The wellbeing of the elderly in New Zealand will take a big step forward as a result of health concessions announced Budget 2018, according to advocate and Grey Power Napier member Maxine Boag.
On her way home from a Grey Power meeting in Palmerston North yesterday, she said members would be delighted with the health funding increase which is expected to see cuts to doctors fees and hospital waiting lists.
"We're thrilled," she said. "It's a big issue for the older generation, but we don't know how it will trickle down to Hawke's Bay.
"It's great that quite a lot of pensioners will be seeing reduced fees at the doctor," she said.
It is, she said, a fact of life that as people get older they tend to see the doctor more regularly, at a time the ability to afford it may be less.
"Being asked to pay $41 every time you go to the doctor ... Well that's why they go to the emergency department at the hospital. Hopefully more will go the doctor instead."

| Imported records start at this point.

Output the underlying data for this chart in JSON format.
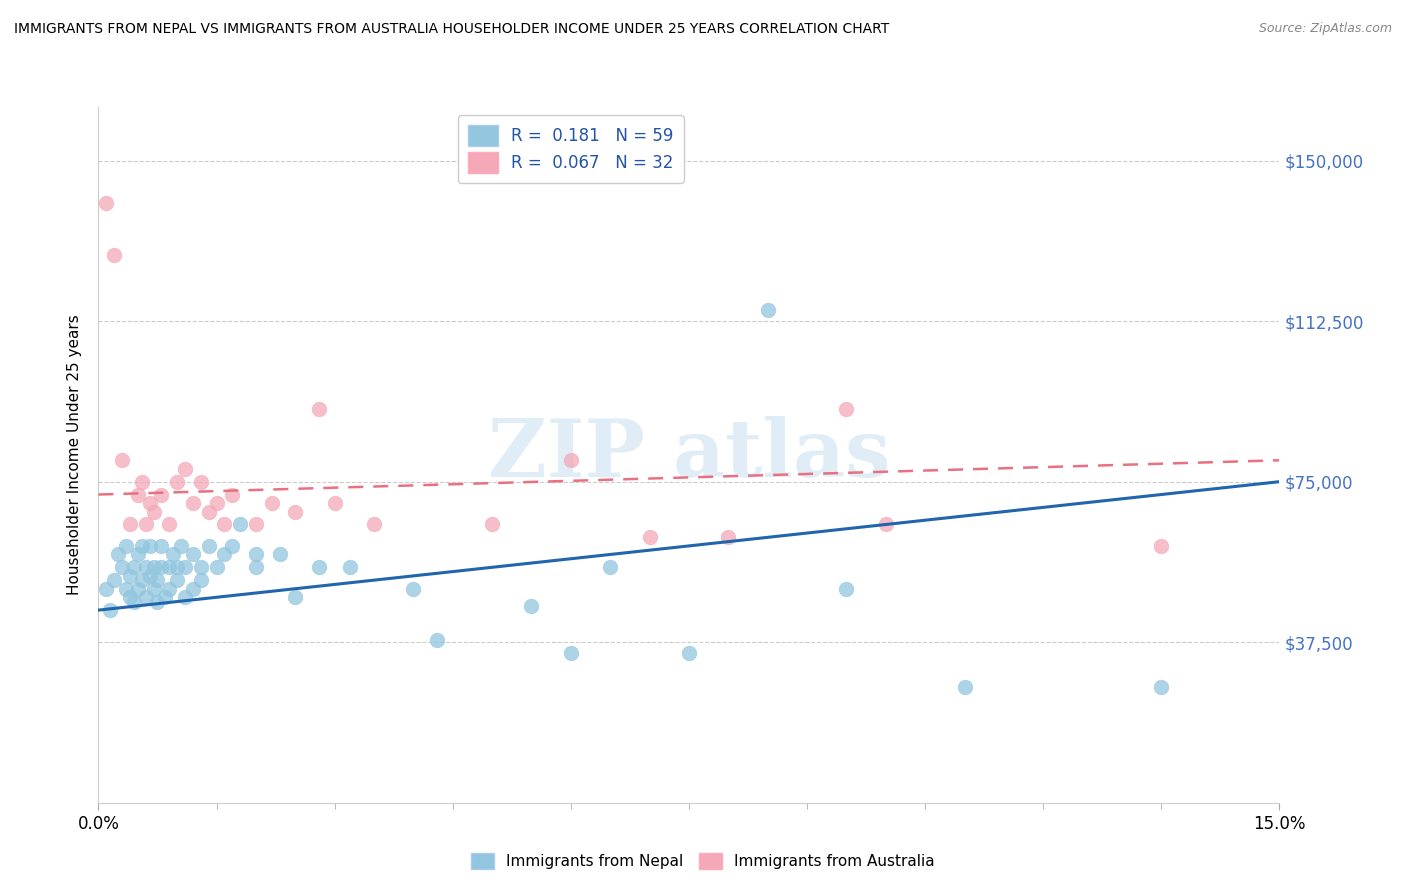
{
  "title": "IMMIGRANTS FROM NEPAL VS IMMIGRANTS FROM AUSTRALIA HOUSEHOLDER INCOME UNDER 25 YEARS CORRELATION CHART",
  "source": "Source: ZipAtlas.com",
  "ylabel": "Householder Income Under 25 years",
  "xlim": [
    0.0,
    15.0
  ],
  "ylim": [
    0,
    162500
  ],
  "yticks": [
    37500,
    75000,
    112500,
    150000
  ],
  "ytick_labels": [
    "$37,500",
    "$75,000",
    "$112,500",
    "$150,000"
  ],
  "nepal_R": "0.181",
  "nepal_N": "59",
  "australia_R": "0.067",
  "australia_N": "32",
  "nepal_color": "#92c5de",
  "australia_color": "#f4a8b8",
  "nepal_line_color": "#2166ac",
  "australia_line_color": "#e87080",
  "nepal_scatter_x": [
    0.1,
    0.15,
    0.2,
    0.25,
    0.3,
    0.35,
    0.35,
    0.4,
    0.4,
    0.45,
    0.45,
    0.5,
    0.5,
    0.55,
    0.55,
    0.6,
    0.6,
    0.65,
    0.65,
    0.7,
    0.7,
    0.75,
    0.75,
    0.8,
    0.8,
    0.85,
    0.9,
    0.9,
    0.95,
    1.0,
    1.0,
    1.05,
    1.1,
    1.1,
    1.2,
    1.2,
    1.3,
    1.3,
    1.4,
    1.5,
    1.6,
    1.7,
    1.8,
    2.0,
    2.0,
    2.3,
    2.5,
    2.8,
    3.2,
    4.0,
    4.3,
    5.5,
    6.0,
    6.5,
    7.5,
    8.5,
    9.5,
    11.0,
    13.5
  ],
  "nepal_scatter_y": [
    50000,
    45000,
    52000,
    58000,
    55000,
    50000,
    60000,
    48000,
    53000,
    47000,
    55000,
    50000,
    58000,
    52000,
    60000,
    48000,
    55000,
    53000,
    60000,
    50000,
    55000,
    47000,
    52000,
    55000,
    60000,
    48000,
    50000,
    55000,
    58000,
    52000,
    55000,
    60000,
    48000,
    55000,
    50000,
    58000,
    52000,
    55000,
    60000,
    55000,
    58000,
    60000,
    65000,
    58000,
    55000,
    58000,
    48000,
    55000,
    55000,
    50000,
    38000,
    46000,
    35000,
    55000,
    35000,
    115000,
    50000,
    27000,
    27000
  ],
  "australia_scatter_x": [
    0.1,
    0.2,
    0.3,
    0.4,
    0.5,
    0.55,
    0.6,
    0.65,
    0.7,
    0.8,
    0.9,
    1.0,
    1.1,
    1.2,
    1.3,
    1.4,
    1.5,
    1.6,
    1.7,
    2.0,
    2.2,
    2.5,
    2.8,
    3.0,
    3.5,
    5.0,
    6.0,
    7.0,
    8.0,
    9.5,
    10.0,
    13.5
  ],
  "australia_scatter_y": [
    140000,
    128000,
    80000,
    65000,
    72000,
    75000,
    65000,
    70000,
    68000,
    72000,
    65000,
    75000,
    78000,
    70000,
    75000,
    68000,
    70000,
    65000,
    72000,
    65000,
    70000,
    68000,
    92000,
    70000,
    65000,
    65000,
    80000,
    62000,
    62000,
    92000,
    65000,
    60000
  ],
  "watermark_text": "ZIP atlas",
  "background_color": "#ffffff",
  "grid_color": "#cccccc",
  "nepal_line_x0": 0.0,
  "nepal_line_y0": 45000,
  "nepal_line_x1": 15.0,
  "nepal_line_y1": 75000,
  "aus_line_x0": 0.0,
  "aus_line_y0": 72000,
  "aus_line_x1": 15.0,
  "aus_line_y1": 80000
}
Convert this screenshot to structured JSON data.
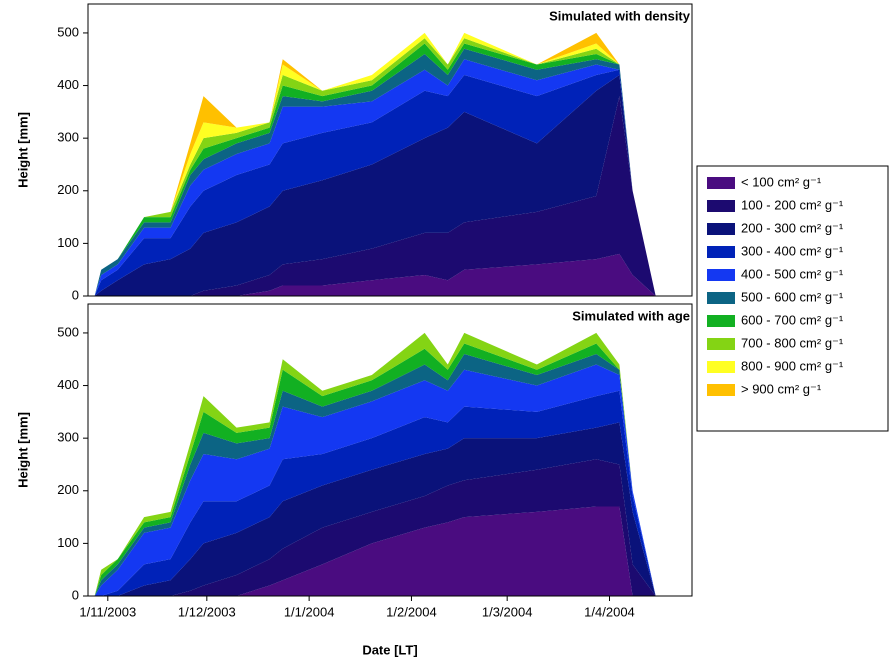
{
  "chart_data": [
    {
      "type": "stacked-area",
      "title": "Simulated with density",
      "y_label": "Height [mm]",
      "x": [
        "2003-10-28",
        "2003-10-30",
        "2003-11-04",
        "2003-11-12",
        "2003-11-20",
        "2003-11-26",
        "2003-11-30",
        "2003-12-10",
        "2003-12-20",
        "2003-12-24",
        "2004-01-05",
        "2004-01-20",
        "2004-02-05",
        "2004-02-12",
        "2004-02-17",
        "2004-03-10",
        "2004-03-28",
        "2004-04-04",
        "2004-04-08",
        "2004-04-15"
      ],
      "xlim": [
        "2003-10-26",
        "2004-04-26"
      ],
      "ylim": [
        0,
        555
      ],
      "yticks": [
        0,
        100,
        200,
        300,
        400,
        500
      ],
      "series": [
        {
          "name": "< 100 cm² g⁻¹",
          "color": "#4a0c80",
          "values": [
            0,
            0,
            0,
            0,
            0,
            0,
            0,
            0,
            10,
            20,
            20,
            30,
            40,
            30,
            50,
            60,
            70,
            80,
            40,
            0
          ]
        },
        {
          "name": "100 - 200 cm² g⁻¹",
          "color": "#1c0a70",
          "values": [
            0,
            0,
            0,
            0,
            0,
            0,
            10,
            20,
            30,
            40,
            50,
            60,
            80,
            90,
            90,
            100,
            120,
            300,
            160,
            0
          ]
        },
        {
          "name": "200 - 300 cm² g⁻¹",
          "color": "#0a127a",
          "values": [
            0,
            10,
            30,
            60,
            70,
            90,
            110,
            120,
            130,
            140,
            150,
            160,
            180,
            200,
            210,
            130,
            200,
            40,
            0,
            0
          ]
        },
        {
          "name": "300 - 400 cm² g⁻¹",
          "color": "#0022b8",
          "values": [
            0,
            20,
            20,
            50,
            40,
            80,
            80,
            90,
            80,
            90,
            90,
            80,
            90,
            60,
            70,
            90,
            30,
            10,
            0,
            0
          ]
        },
        {
          "name": "400 - 500 cm² g⁻¹",
          "color": "#1438f2",
          "values": [
            0,
            10,
            10,
            20,
            20,
            40,
            40,
            40,
            40,
            70,
            50,
            40,
            40,
            20,
            30,
            30,
            20,
            0,
            0,
            0
          ]
        },
        {
          "name": "500 - 600 cm² g⁻¹",
          "color": "#0c6484",
          "values": [
            0,
            10,
            10,
            10,
            10,
            20,
            20,
            20,
            20,
            20,
            10,
            20,
            30,
            20,
            20,
            20,
            10,
            10,
            0,
            0
          ]
        },
        {
          "name": "600 - 700 cm² g⁻¹",
          "color": "#12b022",
          "values": [
            0,
            0,
            0,
            10,
            10,
            10,
            20,
            10,
            10,
            20,
            10,
            10,
            20,
            10,
            10,
            10,
            10,
            0,
            0,
            0
          ]
        },
        {
          "name": "700 - 800 cm² g⁻¹",
          "color": "#84d414",
          "values": [
            0,
            0,
            0,
            0,
            10,
            10,
            20,
            10,
            10,
            20,
            10,
            10,
            10,
            10,
            10,
            0,
            10,
            0,
            0,
            0
          ]
        },
        {
          "name": "800 - 900 cm² g⁻¹",
          "color": "#ffff22",
          "values": [
            0,
            0,
            0,
            0,
            0,
            20,
            30,
            10,
            0,
            20,
            0,
            10,
            10,
            0,
            10,
            0,
            10,
            0,
            0,
            0
          ]
        },
        {
          "name": "> 900 cm² g⁻¹",
          "color": "#ffc000",
          "values": [
            0,
            0,
            0,
            0,
            0,
            20,
            50,
            0,
            0,
            10,
            0,
            0,
            0,
            0,
            0,
            0,
            20,
            0,
            0,
            0
          ]
        }
      ]
    },
    {
      "type": "stacked-area",
      "title": "Simulated with age",
      "y_label": "Height [mm]",
      "x_label": "Date [LT]",
      "x": [
        "2003-10-28",
        "2003-10-30",
        "2003-11-04",
        "2003-11-12",
        "2003-11-20",
        "2003-11-26",
        "2003-11-30",
        "2003-12-10",
        "2003-12-20",
        "2003-12-24",
        "2004-01-05",
        "2004-01-20",
        "2004-02-05",
        "2004-02-12",
        "2004-02-17",
        "2004-03-10",
        "2004-03-28",
        "2004-04-04",
        "2004-04-08",
        "2004-04-15"
      ],
      "xlim": [
        "2003-10-26",
        "2004-04-26"
      ],
      "ylim": [
        0,
        555
      ],
      "yticks": [
        0,
        100,
        200,
        300,
        400,
        500
      ],
      "xticks": [
        {
          "value": "2003-11-01",
          "label": "1/11/2003"
        },
        {
          "value": "2003-12-01",
          "label": "1/12/2003"
        },
        {
          "value": "2004-01-01",
          "label": "1/1/2004"
        },
        {
          "value": "2004-02-01",
          "label": "1/2/2004"
        },
        {
          "value": "2004-03-01",
          "label": "1/3/2004"
        },
        {
          "value": "2004-04-01",
          "label": "1/4/2004"
        }
      ],
      "series": [
        {
          "name": "< 100 cm² g⁻¹",
          "color": "#4a0c80",
          "values": [
            0,
            0,
            0,
            0,
            0,
            0,
            0,
            0,
            20,
            30,
            60,
            100,
            130,
            140,
            150,
            160,
            170,
            170,
            0,
            0
          ]
        },
        {
          "name": "100 - 200 cm² g⁻¹",
          "color": "#1c0a70",
          "values": [
            0,
            0,
            0,
            0,
            0,
            10,
            20,
            40,
            50,
            60,
            70,
            60,
            60,
            70,
            70,
            80,
            90,
            80,
            60,
            0
          ]
        },
        {
          "name": "200 - 300 cm² g⁻¹",
          "color": "#0a127a",
          "values": [
            0,
            0,
            0,
            20,
            30,
            60,
            80,
            80,
            80,
            90,
            80,
            80,
            80,
            70,
            80,
            60,
            60,
            80,
            100,
            0
          ]
        },
        {
          "name": "300 - 400 cm² g⁻¹",
          "color": "#0022b8",
          "values": [
            0,
            0,
            10,
            40,
            40,
            70,
            80,
            60,
            60,
            80,
            60,
            60,
            70,
            50,
            60,
            50,
            60,
            60,
            30,
            0
          ]
        },
        {
          "name": "400 - 500 cm² g⁻¹",
          "color": "#1438f2",
          "values": [
            0,
            20,
            40,
            60,
            60,
            80,
            90,
            80,
            70,
            100,
            70,
            70,
            70,
            60,
            70,
            50,
            60,
            30,
            10,
            0
          ]
        },
        {
          "name": "500 - 600 cm² g⁻¹",
          "color": "#0c6484",
          "values": [
            0,
            10,
            10,
            10,
            10,
            30,
            40,
            30,
            20,
            30,
            20,
            20,
            30,
            20,
            30,
            20,
            20,
            10,
            0,
            0
          ]
        },
        {
          "name": "600 - 700 cm² g⁻¹",
          "color": "#12b022",
          "values": [
            0,
            10,
            10,
            10,
            10,
            20,
            40,
            20,
            20,
            40,
            20,
            20,
            30,
            20,
            20,
            10,
            20,
            0,
            0,
            0
          ]
        },
        {
          "name": "700 - 800 cm² g⁻¹",
          "color": "#84d414",
          "values": [
            0,
            10,
            0,
            10,
            10,
            20,
            30,
            10,
            10,
            20,
            10,
            10,
            30,
            10,
            20,
            10,
            20,
            10,
            0,
            0
          ]
        },
        {
          "name": "800 - 900 cm² g⁻¹",
          "color": "#ffff22",
          "values": [
            0,
            0,
            0,
            0,
            0,
            0,
            0,
            0,
            0,
            0,
            0,
            0,
            0,
            0,
            0,
            0,
            0,
            0,
            0,
            0
          ]
        },
        {
          "name": "> 900 cm² g⁻¹",
          "color": "#ffc000",
          "values": [
            0,
            0,
            0,
            0,
            0,
            0,
            0,
            0,
            0,
            0,
            0,
            0,
            0,
            0,
            0,
            0,
            0,
            0,
            0,
            0
          ]
        }
      ]
    }
  ]
}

She said greater funding for district health boards should shorten hospital lists, and mean those waiting for important operations such as hip replacements — including some in "a lot of pain" — won't have to wait "so long".
She said there will be benefits for pensioners in the budget, including the announcement of the building of 1600 state houses a year, up from the original promise of 1000 a year.
"The housing shortage affects a lot of people's wellbeing, and the waiting list has absolutely skyrocketed," she said. "In Napier, huge numbers are waiting."
She said steps announced in the budget seemed to be "a recognition that some of these services need a real boost".
"While the elderly aren't ill, of course, it is an ageing population," said Boag.
She has been an advocate for social change, including housing issues highlighted by the demolition of several hundred state housing units and houses in Hawke's Bay.
"We have people with needs that haven't been met under the previous government."